La reciente caída de Alejandro Gil Fernández, símbolo de la ortodoxia económica raulista, parece reabrir ese viejo guion. Su arresto y posterior condena marcan un giro: por primera vez en más de una década, alguien que ocupó el puesto de ministro enfrenta formalmente un proceso penal. La prensa oficial no habló inicialmente de «errores», sino de hechos delictivos de gravedad y posteriormente de espionaje. Detrás de ese lenguaje, sin embargo, asoma la misma lógica que en los sesenta: un sistema que no confía en sus propios cuadros y que necesita, cada cierto tiempo, ofrecer un sacrificio político al altar de la pureza revolucionaria.
El mecanismo se repite porque funciona. En Cuba, los juicios contra altos funcionarios son menos frecuentes que las «pérdidas de confianza», pero el desenlace es idéntico: la invisibilidad.

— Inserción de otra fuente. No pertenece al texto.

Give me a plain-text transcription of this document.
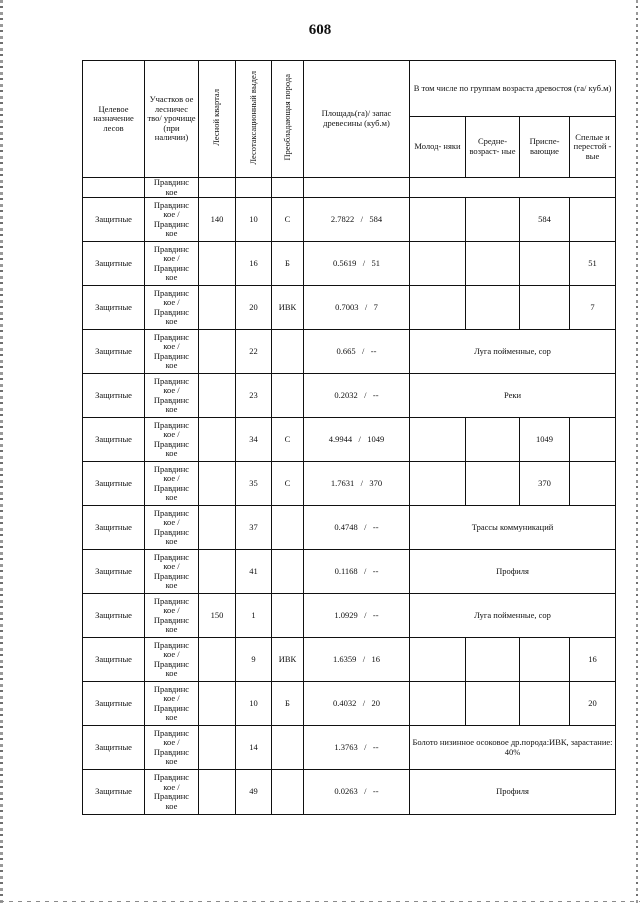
608
Целевое назначение лесов	Участков ое лесничес тво/ урочище (при наличии)	Лесной квартал	Лесотаксационный выдел	Преобладающая порода	Площадь(га)/ запас древесины (куб.м)	В том числе по группам возраста древостоя (га/ куб.м)			
						Молод- няки	Средне- возраст- ные	Приспе- вающие	Спелые и перестой - вые
	Правдинс кое								
Защитные	Правдинс кое / Правдинс кое	140	10	С	2.7822   /   584			584	
Защитные	Правдинс кое / Правдинс кое		16	Б	0.5619   /   51				51
Защитные	Правдинс кое / Правдинс кое		20	ИВК	0.7003   /   7				7
Защитные	Правдинс кое / Правдинс кое		22		0.665   /   --	Луга пойменные, сор			
Защитные	Правдинс кое / Правдинс кое		23		0.2032   /   --	Реки			
Защитные	Правдинс кое / Правдинс кое		34	С	4.9944   /   1049			1049	
Защитные	Правдинс кое / Правдинс кое		35	С	1.7631   /   370			370	
Защитные	Правдинс кое / Правдинс кое		37		0.4748   /   --	Трассы коммуникаций			
Защитные	Правдинс кое / Правдинс кое		41		0.1168   /   --	Профиля			
Защитные	Правдинс кое / Правдинс кое	150	1		1.0929   /   --	Луга пойменные, сор			
Защитные	Правдинс кое / Правдинс кое		9	ИВК	1.6359   /   16				16
Защитные	Правдинс кое / Правдинс кое		10	Б	0.4032   /   20				20
Защитные	Правдинс кое / Правдинс кое		14		1.3763   /   --	Болото низинное осоковое др.порода:ИВК, зарастание: 40%			
Защитные	Правдинс кое / Правдинс кое		49		0.0263   /   --	Профиля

El castigo no es la cárcel, sino el olvido. Los caídos, casi todos hombres que creyeron formar parte del núcleo duro del poder, terminan fuera de foco, escribiendo informes para alguna empresa menor o, si tienen suerte, exportando su talento al exilio.
Entre los escombros de tantas lealtades rotas, el caso de Alejandro Gil solo confirma que el castrismo, más que un proceso político, ha sido una cadena de relevos forzosos. En seis décadas, la pauta no ha cambiado: cada vez que el sistema se agota, busca a quién culpar. Y el elegido, como en toda buena fábula comunista, suele ser el que hasta ayer mismo aparecía, sonriente, en la foto oficial.